QuoteWhy are the defaults so different Mario?
Because each AI vendor imposes different rate limits for different models.
The OpenAI free tier (also applied during the first couple of days of use) is 3 RPM (requests per minute).
I even included a link to the OpenAI page where all of this is listed and explained, but you probably did not bother to look.

When AutoTagger reports "Files with Problems" it is not a crash.
It's just AutoTagger telling you that the AI you use has reported a problem. Each AI and sometimes model has different failure modes, from overload to license key issues. The log file contains more information.
All of this is of course documented in the AutoTagger help so see there.

Stenis

#13
So far, I haven´t seen any "Autotagger: Files with problems" yet after activating the billing for Gemini 2.0.
From what I have seen after the upgrade that problem is gone and I think that isn´t surprising at all when considering the limitations of the free variant.
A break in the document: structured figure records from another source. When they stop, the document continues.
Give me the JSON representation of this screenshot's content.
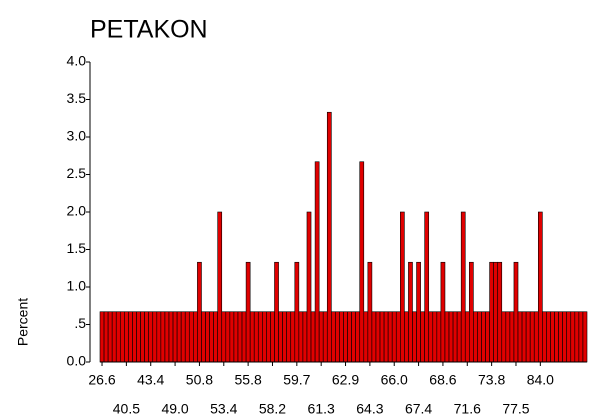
{
  "chart_data": {
    "type": "bar",
    "title": "PETAKON",
    "ylabel": "Percent",
    "color": "#e00000",
    "categories": [
      "26.6",
      null,
      null,
      null,
      null,
      null,
      "40.5",
      null,
      null,
      null,
      null,
      null,
      "43.4",
      null,
      null,
      null,
      null,
      null,
      "49.0",
      null,
      null,
      null,
      null,
      null,
      "50.8",
      null,
      null,
      null,
      null,
      null,
      "53.4",
      null,
      null,
      null,
      null,
      null,
      "55.8",
      null,
      null,
      null,
      null,
      null,
      "58.2",
      null,
      null,
      null,
      null,
      null,
      "59.7",
      null,
      null,
      null,
      null,
      null,
      "61.3",
      null,
      null,
      null,
      null,
      null,
      "62.9",
      null,
      null,
      null,
      null,
      null,
      "64.3",
      null,
      null,
      null,
      null,
      null,
      "66.0",
      null,
      null,
      null,
      null,
      null,
      "67.4",
      null,
      null,
      null,
      null,
      null,
      "68.6",
      null,
      null,
      null,
      null,
      null,
      "71.6",
      null,
      null,
      null,
      null,
      null,
      "73.8",
      null,
      null,
      null,
      null,
      null,
      "77.5",
      null,
      null,
      null,
      null,
      null,
      "84.0",
      null,
      null,
      null,
      null,
      null,
      null,
      null,
      null,
      null,
      null,
      null
    ],
    "values": [
      0.67,
      0.67,
      0.67,
      0.67,
      0.67,
      0.67,
      0.67,
      0.67,
      0.67,
      0.67,
      0.67,
      0.67,
      0.67,
      0.67,
      0.67,
      0.67,
      0.67,
      0.67,
      0.67,
      0.67,
      0.67,
      0.67,
      0.67,
      0.67,
      1.33,
      0.67,
      0.67,
      0.67,
      0.67,
      2.0,
      0.67,
      0.67,
      0.67,
      0.67,
      0.67,
      0.67,
      1.33,
      0.67,
      0.67,
      0.67,
      0.67,
      0.67,
      0.67,
      1.33,
      0.67,
      0.67,
      0.67,
      0.67,
      1.33,
      0.67,
      0.67,
      2.0,
      0.67,
      2.67,
      0.67,
      0.67,
      3.33,
      0.67,
      0.67,
      0.67,
      0.67,
      0.67,
      0.67,
      0.67,
      2.67,
      0.67,
      1.33,
      0.67,
      0.67,
      0.67,
      0.67,
      0.67,
      0.67,
      0.67,
      2.0,
      0.67,
      1.33,
      0.67,
      1.33,
      0.67,
      2.0,
      0.67,
      0.67,
      0.67,
      1.33,
      0.67,
      0.67,
      0.67,
      0.67,
      2.0,
      0.67,
      1.33,
      0.67,
      0.67,
      0.67,
      0.67,
      1.33,
      1.33,
      1.33,
      0.67,
      0.67,
      0.67,
      1.33,
      0.67,
      0.67,
      0.67,
      0.67,
      0.67,
      2.0,
      0.67,
      0.67,
      0.67,
      0.67,
      0.67,
      0.67,
      0.67,
      0.67,
      0.67,
      0.67,
      0.67
    ],
    "ylim": [
      0,
      4
    ],
    "yticks": [
      {
        "value": 0,
        "label": "0.0"
      },
      {
        "value": 0.5,
        "label": ".5"
      },
      {
        "value": 1,
        "label": "1.0"
      },
      1.5,
      {
        "value": 2,
        "label": "2.0"
      },
      2.5,
      {
        "value": 3,
        "label": "3.0"
      },
      3.5,
      {
        "value": 4,
        "label": "4.0"
      }
    ]
  }
}
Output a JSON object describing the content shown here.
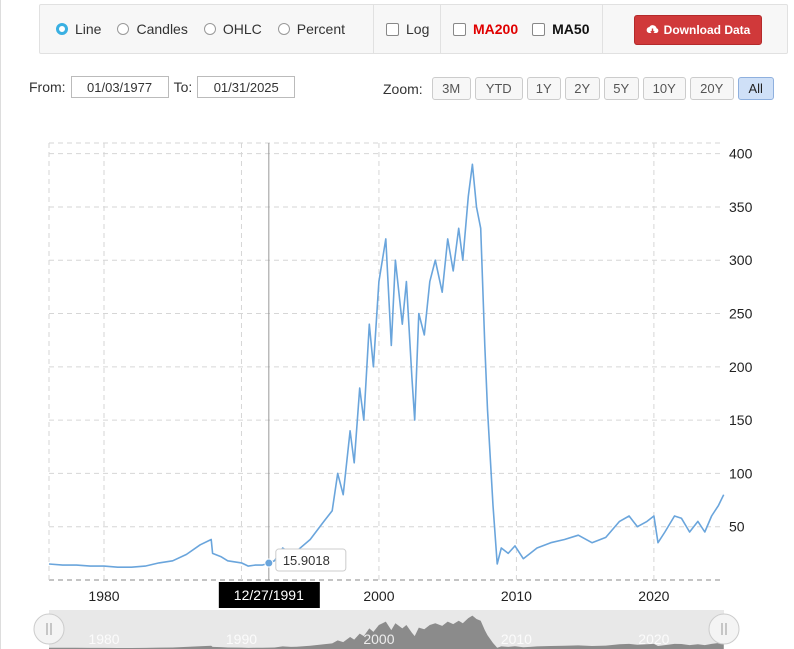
{
  "toolbar": {
    "chart_types": [
      {
        "label": "Line",
        "selected": true
      },
      {
        "label": "Candles",
        "selected": false
      },
      {
        "label": "OHLC",
        "selected": false
      },
      {
        "label": "Percent",
        "selected": false
      }
    ],
    "log_label": "Log",
    "ma200_label": "MA200",
    "ma50_label": "MA50",
    "download_label": "Download Data",
    "colors": {
      "accent": "#3ab0e2",
      "ma200": "#e00000",
      "download_bg": "#d0393a"
    }
  },
  "range": {
    "from_label": "From:",
    "from_value": "01/03/1977",
    "to_label": "To:",
    "to_value": "01/31/2025"
  },
  "zoom": {
    "label": "Zoom:",
    "buttons": [
      "3M",
      "YTD",
      "1Y",
      "2Y",
      "5Y",
      "10Y",
      "20Y",
      "All"
    ],
    "active": "All"
  },
  "tooltip": {
    "date": "12/27/1991",
    "value": "15.9018"
  },
  "chart_data": {
    "type": "line",
    "title": "",
    "xlabel": "",
    "ylabel": "",
    "xlim": [
      1976.0,
      2025.1
    ],
    "ylim": [
      0,
      410
    ],
    "x_ticks": [
      1980,
      2000,
      2010,
      2020
    ],
    "y_ticks": [
      50,
      100,
      150,
      200,
      250,
      300,
      350,
      400
    ],
    "grid": true,
    "line_color": "#6aa5dc",
    "series": [
      {
        "points": [
          [
            1976.0,
            15
          ],
          [
            1977.0,
            14
          ],
          [
            1978.0,
            14
          ],
          [
            1979.0,
            13
          ],
          [
            1980.0,
            13
          ],
          [
            1981.0,
            12
          ],
          [
            1982.0,
            12
          ],
          [
            1983.0,
            13
          ],
          [
            1984.0,
            16
          ],
          [
            1985.0,
            18
          ],
          [
            1986.0,
            24
          ],
          [
            1987.0,
            33
          ],
          [
            1987.8,
            38
          ],
          [
            1987.9,
            25
          ],
          [
            1988.5,
            22
          ],
          [
            1989.0,
            18
          ],
          [
            1990.0,
            16
          ],
          [
            1990.5,
            13
          ],
          [
            1991.0,
            14
          ],
          [
            1991.5,
            14
          ],
          [
            1991.99,
            15.9
          ],
          [
            1992.4,
            18
          ],
          [
            1993.0,
            30
          ],
          [
            1993.6,
            25
          ],
          [
            1994.0,
            27
          ],
          [
            1995.0,
            38
          ],
          [
            1996.0,
            55
          ],
          [
            1996.6,
            65
          ],
          [
            1997.0,
            100
          ],
          [
            1997.4,
            80
          ],
          [
            1997.9,
            140
          ],
          [
            1998.2,
            110
          ],
          [
            1998.6,
            180
          ],
          [
            1998.9,
            150
          ],
          [
            1999.3,
            240
          ],
          [
            1999.6,
            200
          ],
          [
            2000.0,
            280
          ],
          [
            2000.5,
            320
          ],
          [
            2000.9,
            220
          ],
          [
            2001.2,
            300
          ],
          [
            2001.7,
            240
          ],
          [
            2002.0,
            280
          ],
          [
            2002.4,
            190
          ],
          [
            2002.6,
            150
          ],
          [
            2002.9,
            250
          ],
          [
            2003.3,
            230
          ],
          [
            2003.7,
            280
          ],
          [
            2004.1,
            300
          ],
          [
            2004.6,
            270
          ],
          [
            2005.0,
            320
          ],
          [
            2005.4,
            290
          ],
          [
            2005.8,
            330
          ],
          [
            2006.1,
            300
          ],
          [
            2006.5,
            360
          ],
          [
            2006.8,
            390
          ],
          [
            2007.1,
            350
          ],
          [
            2007.4,
            330
          ],
          [
            2007.7,
            220
          ],
          [
            2007.9,
            160
          ],
          [
            2008.3,
            70
          ],
          [
            2008.6,
            15
          ],
          [
            2008.9,
            30
          ],
          [
            2009.4,
            25
          ],
          [
            2009.9,
            32
          ],
          [
            2010.5,
            20
          ],
          [
            2011.0,
            25
          ],
          [
            2011.5,
            30
          ],
          [
            2012.5,
            35
          ],
          [
            2013.5,
            38
          ],
          [
            2014.5,
            42
          ],
          [
            2015.5,
            35
          ],
          [
            2016.5,
            40
          ],
          [
            2017.5,
            55
          ],
          [
            2018.2,
            60
          ],
          [
            2018.8,
            50
          ],
          [
            2019.5,
            55
          ],
          [
            2020.0,
            60
          ],
          [
            2020.3,
            35
          ],
          [
            2020.8,
            45
          ],
          [
            2021.5,
            60
          ],
          [
            2022.0,
            58
          ],
          [
            2022.6,
            45
          ],
          [
            2023.2,
            55
          ],
          [
            2023.7,
            45
          ],
          [
            2024.2,
            60
          ],
          [
            2024.7,
            70
          ],
          [
            2025.08,
            80
          ]
        ]
      }
    ],
    "navigator": {
      "x_labels": [
        1980,
        1990,
        2000,
        2010,
        2020
      ]
    }
  }
}
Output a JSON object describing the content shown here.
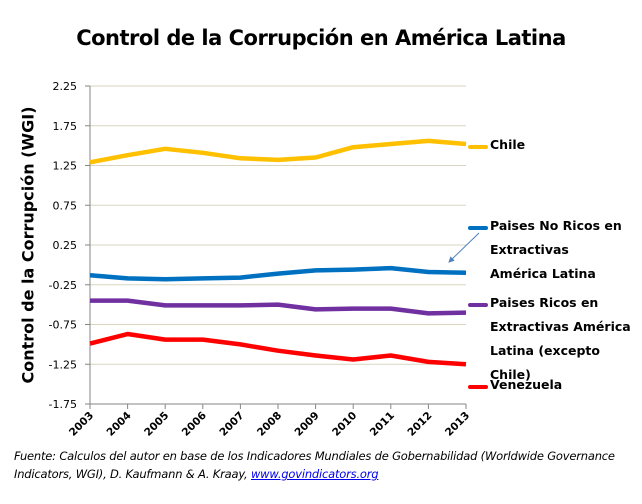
{
  "chart_data": {
    "type": "line",
    "title": "Control de la Corrupción en América Latina",
    "xlabel": "",
    "ylabel": "Control de la Corrupción  (WGI)",
    "x": [
      "2003",
      "2004",
      "2005",
      "2006",
      "2007",
      "2008",
      "2009",
      "2010",
      "2011",
      "2012",
      "2013"
    ],
    "ylim": [
      -1.75,
      2.25
    ],
    "yticks": [
      "2.25",
      "1.75",
      "1.25",
      "0.75",
      "0.25",
      "-0.25",
      "-0.75",
      "-1.25",
      "-1.75"
    ],
    "ytick_values": [
      2.25,
      1.75,
      1.25,
      0.75,
      0.25,
      -0.25,
      -0.75,
      -1.25,
      -1.75
    ],
    "grid": true,
    "legend_position": "right",
    "series": [
      {
        "name": "Chile",
        "color": "#ffc000",
        "values": [
          1.29,
          1.38,
          1.46,
          1.41,
          1.34,
          1.32,
          1.35,
          1.48,
          1.52,
          1.56,
          1.52
        ]
      },
      {
        "name": "Paises No Ricos en Extractivas América Latina",
        "color": "#0070c0",
        "values": [
          -0.13,
          -0.17,
          -0.18,
          -0.17,
          -0.16,
          -0.11,
          -0.07,
          -0.06,
          -0.04,
          -0.09,
          -0.1
        ]
      },
      {
        "name": "Paises Ricos en Extractivas América Latina (excepto Chile)",
        "color": "#7030a0",
        "values": [
          -0.45,
          -0.45,
          -0.51,
          -0.51,
          -0.51,
          -0.5,
          -0.56,
          -0.55,
          -0.55,
          -0.61,
          -0.6
        ]
      },
      {
        "name": "Venezuela",
        "color": "#ff0000",
        "values": [
          -0.99,
          -0.87,
          -0.94,
          -0.94,
          -1.0,
          -1.08,
          -1.14,
          -1.19,
          -1.14,
          -1.22,
          -1.25
        ]
      }
    ],
    "annotations": [
      {
        "type": "arrow",
        "from_legend": "Paises No Ricos en Extractivas América Latina",
        "points_to_series": "Paises No Ricos en Extractivas América Latina",
        "color": "#4f81bd"
      }
    ]
  },
  "legend": {
    "items": [
      {
        "label": "Chile",
        "color": "#ffc000"
      },
      {
        "label": "Paises No Ricos en Extractivas América Latina",
        "color": "#0070c0"
      },
      {
        "label": "Paises Ricos en Extractivas América Latina (excepto Chile)",
        "color": "#7030a0"
      },
      {
        "label": "Venezuela",
        "color": "#ff0000"
      }
    ]
  },
  "source": {
    "text": "Fuente:  Calculos  del autor  en base de los Indicadores  Mundiales  de Gobernabilidad  (Worldwide Governance  Indicators, WGI),  D. Kaufmann  & A. Kraay, ",
    "link_text": "www.govindicators.org"
  },
  "colors": {
    "grid": "#d9d5c0",
    "axis": "#868686",
    "arrow": "#4f81bd"
  }
}
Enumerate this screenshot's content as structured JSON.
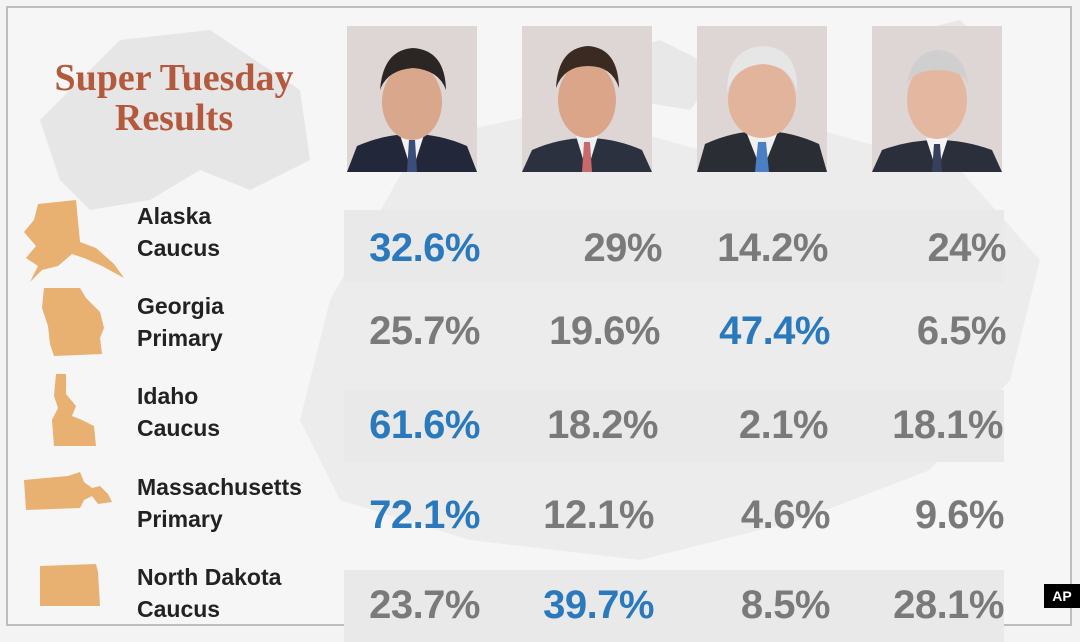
{
  "chart_data": {
    "type": "table",
    "title": "Super Tuesday Results",
    "columns": [
      "",
      "",
      "",
      ""
    ],
    "rows": [
      {
        "state": "Alaska",
        "contest": "Caucus",
        "values": [
          "32.6%",
          "29%",
          "14.2%",
          "24%"
        ],
        "winner": 0
      },
      {
        "state": "Georgia",
        "contest": "Primary",
        "values": [
          "25.7%",
          "19.6%",
          "47.4%",
          "6.5%"
        ],
        "winner": 2
      },
      {
        "state": "Idaho",
        "contest": "Caucus",
        "values": [
          "61.6%",
          "18.2%",
          "2.1%",
          "18.1%"
        ],
        "winner": 0
      },
      {
        "state": "Massachusetts",
        "contest": "Primary",
        "values": [
          "72.1%",
          "12.1%",
          "4.6%",
          "9.6%"
        ],
        "winner": 0
      },
      {
        "state": "North Dakota",
        "contest": "Caucus",
        "values": [
          "23.7%",
          "39.7%",
          "8.5%",
          "28.1%"
        ],
        "winner": 1
      }
    ],
    "colors": {
      "title": "#b4593d",
      "winner": "#2a79bd",
      "value": "#7a7a7a",
      "state_icon": "#e8b071",
      "stripe": "#e9e9e9"
    }
  },
  "credit": "AP"
}
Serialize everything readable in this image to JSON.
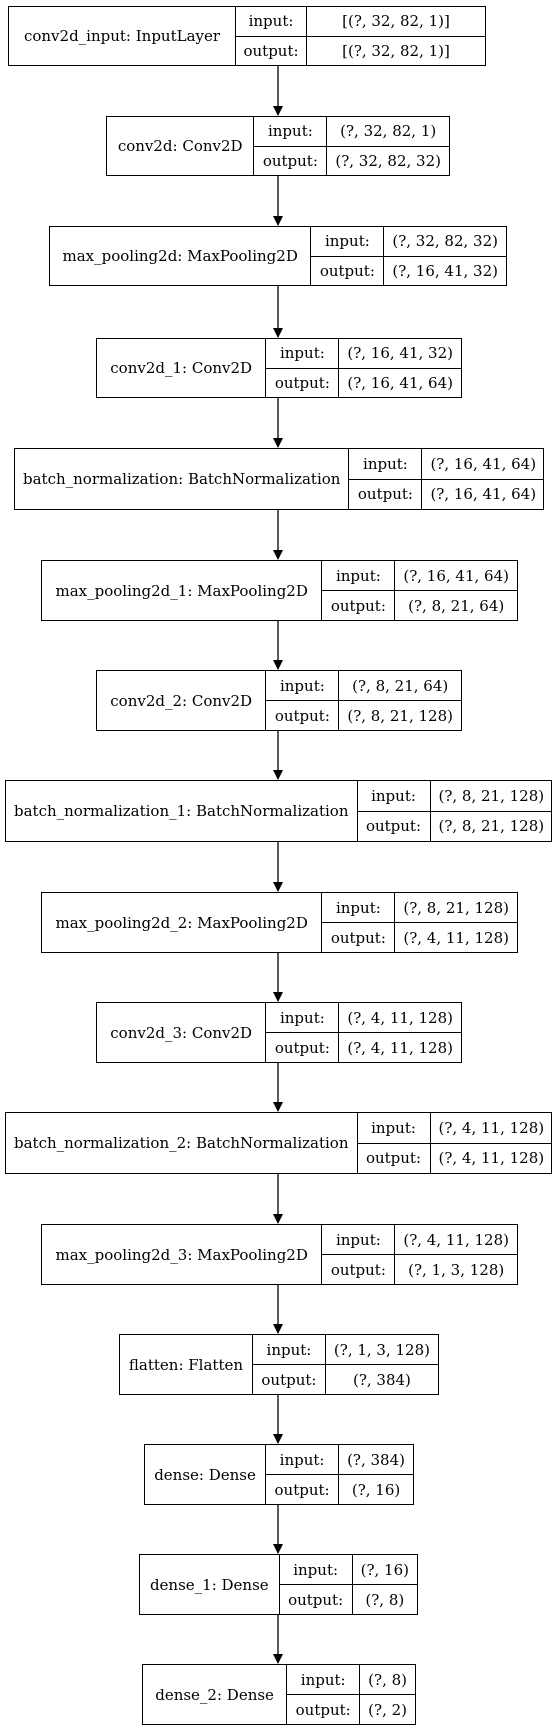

I think the price/performance info-sheets at Google makes it pretty clear what to expect of these limitations.

I´m also happy to see that the problems I had with Gemma to get a "Mandatory textline" on the first line with some geographic data etc also works:

"Karpatos Island Greece 2016 - in Pigadia Town - "

If I wrote that with Gemma 3 4  it started to rewrite that in its own little creative way without any of the structure I wanted at all.  I did not appreciate that. So, so far almost everything with Gemini 2.0 Flash is a success in my eyes and since it is so much more efficient than OpenAI the way I have used it I will migrate to Gemini for now. I think Gemini 2.0 Flash works so well already now that I consider my testperiod being over really. From now on it is in production.

I also have to say that I'm really pleased with the "Map"-funtion and the reverse look up too. The one in PhotoMechanic has been a pain. I use Google:s API for that too but prefer the "OpenStreetMap" every day in the week because they often are way more detailed. I don't understand why I have ended up finding Google:s maps so much more inferior.

All in all I think iMatch is a very efficient option now with all these functions finally in place. I also have to admit that I did not expect AI -generated image texts and keywords should be able to meet my demands - but they have - and that will save me tons of time. Most other metadata can mostly be batched with templates and variables but until now that hasn´t been the case with image Descriptions and Keywords. iMatch even mostly handles to write the names of confirmed faces into the texts in a stylistic manner. It is not all that much more to wish for really.